A £38m package to help ease Worcester’s traffic chaos is being drawn up - including finally dualling part of the notorious Southern Link Road.
But it would not include the A4440’s Carrington Bridge stretch towards Powick, with critics already saying they have major fears it could worsen the bottlenecks at that location.
A new in-house report also reveals:
- Unless multi-millions can be found to improve roads in Worcester, queues will increase a staggering 200 per cent across the city
- During peak morning periods it currently takes over 13 minutes to get from the Powick island to Whittington roundabout, with motorists crawling at 12 miles an hour
- Unless nothing is done, by 2026 congestion on that stretch will rocket up to 40 per cent, meaning it will take 20 minutes, with drivers limping along at eight miles an hour at peak times
- More and more drivers are actively avoiding the Southern Link Road because of its reputation and are going to their destinations via the city centre or residential streets instead, affecting residents, businesses and increasing pollution
- Without major changes, due to new housing growth the performance of the A4440 will “deteriorate markedly” in future years
The Southern Link Road is used by around 30,000 cars per day, with the actual Carrington Bridge structure built in October 1984.
After years of gripes from drivers, the council is now drawing up the £38m plan, which will take four years of work to complete.
The project is being split into two phases, the first of which involves spending £8m on doubling the size of the Ketch roundabout and dualling the road heading towards Norton island, with a slip-road created for drivers turning left off Bath Road towards the M5.

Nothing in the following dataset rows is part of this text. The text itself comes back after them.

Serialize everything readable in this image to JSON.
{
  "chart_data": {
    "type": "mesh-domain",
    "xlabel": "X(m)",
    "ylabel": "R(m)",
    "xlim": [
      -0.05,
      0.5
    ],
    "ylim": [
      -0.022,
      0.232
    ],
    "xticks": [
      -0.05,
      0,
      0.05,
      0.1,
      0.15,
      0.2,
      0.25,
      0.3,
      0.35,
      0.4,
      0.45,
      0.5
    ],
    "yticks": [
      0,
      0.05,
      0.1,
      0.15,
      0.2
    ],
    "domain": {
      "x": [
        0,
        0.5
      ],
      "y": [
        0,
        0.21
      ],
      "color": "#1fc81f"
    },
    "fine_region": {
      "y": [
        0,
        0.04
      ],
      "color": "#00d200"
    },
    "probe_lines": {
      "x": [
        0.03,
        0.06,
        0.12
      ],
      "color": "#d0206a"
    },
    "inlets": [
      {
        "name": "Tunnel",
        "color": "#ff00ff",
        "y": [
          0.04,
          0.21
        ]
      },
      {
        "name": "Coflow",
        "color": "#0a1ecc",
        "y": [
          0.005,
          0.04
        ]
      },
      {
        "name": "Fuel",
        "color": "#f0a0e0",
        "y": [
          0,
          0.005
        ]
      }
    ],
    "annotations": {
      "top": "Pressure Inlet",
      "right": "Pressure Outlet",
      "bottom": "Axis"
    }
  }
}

After 12 weeks of public consultation starting next week, work will start in the spring and will take an entire year to finish, by around March 2015.
The council is then aiming to draw up designs for the dualling of Norton roundabout to Whittington island in the winter of 2014/15, with work set to start in the spring of 2016.
It will involve widening the railway structure that cars pass underneath, with the council hoping to “take possession” of it from Network Rail by Christmas 2017 to do the work.
The final phase will also involve the dualling of a remaining section of carriageway between the Norton and Ketch islands.
Of the £38m estimated total cost, the council says it is working on “significant private sector funding” to fund a large chunk of the final phase, as well as taxpayers’ cash.
That includes talks with London-based developer Welbeck Land, which wants to build a £400m, 2,200 home super village on 153 acres of land off Crookbarrow Way, St Peter’s.
The Department for Transport has handed over £6m, which the council has added £2m to so the Ketch work can start next year.
FEARS WORK WILL INCREASE CARRINGTON BRIDGE BOTTLENECK
RESIDENTS say they fear the work could worsen congestion down the A4440 Carrington Bridge - and is calling for fresh efforts to get extra investment.
Colin Wells, 51, of Dace Road, St Peter’s says he is concerned easing access down Broomhall Way, just past the Norton island, could make the situation worse.
He said: “Everyone around here knows the bridge is the bottleneck - that’s where the problems are day in, day out - even on Sundays.
“If it gets any worse I just won’t use it. They need to try and do whatever it takes to do the entire route.”
The county council has released a statement saying it “has identified” the problems, insisting “current queuing will be greatly reduced” by the work.
It has yet to reveal what reductions it hopes to achieve.
The main sticking point for the council is the full cost, with estimates suggesting widening or even replacing Carrington Bridge could cost £30 to £40m, although that is a very rough figure.
While the council is confident it can raise the estimated £38m for the part-dualling, mainly down to private backing, doing the last section remains out of reach.
Part of the problem is that Welbeck Land is reluctant to fund any Carrington Bridge work, saying the stretch is an “existing problem”.
The company says by early next year it hopes to be able to agree a funding package with the council for the rest of the project.
Andrew Smith, a director, said: “Considerable progress has been made, we are still working on it but hope to be in a position to finalise it soon.”
Councillor Roger Knight, who represents St Peter’s at the city council, said: “Traffic is bad in that area and will only get worse with the development we all know is going to happen.
“That pinch-point does worry me because unless you do the entire route, you’ll get this problem.”
Councillor Simon Geraghty, county council deputy leader and cabinet member for economy, skills and infrastructure said: “Sitting back and doing nothing is simply not an option, urgent action is needed.”
He added: "This scheme is been talked about for years and any dualling will help the situation.
"We'd like to do it all and that's not off the table at all, but we do need to do it in phases."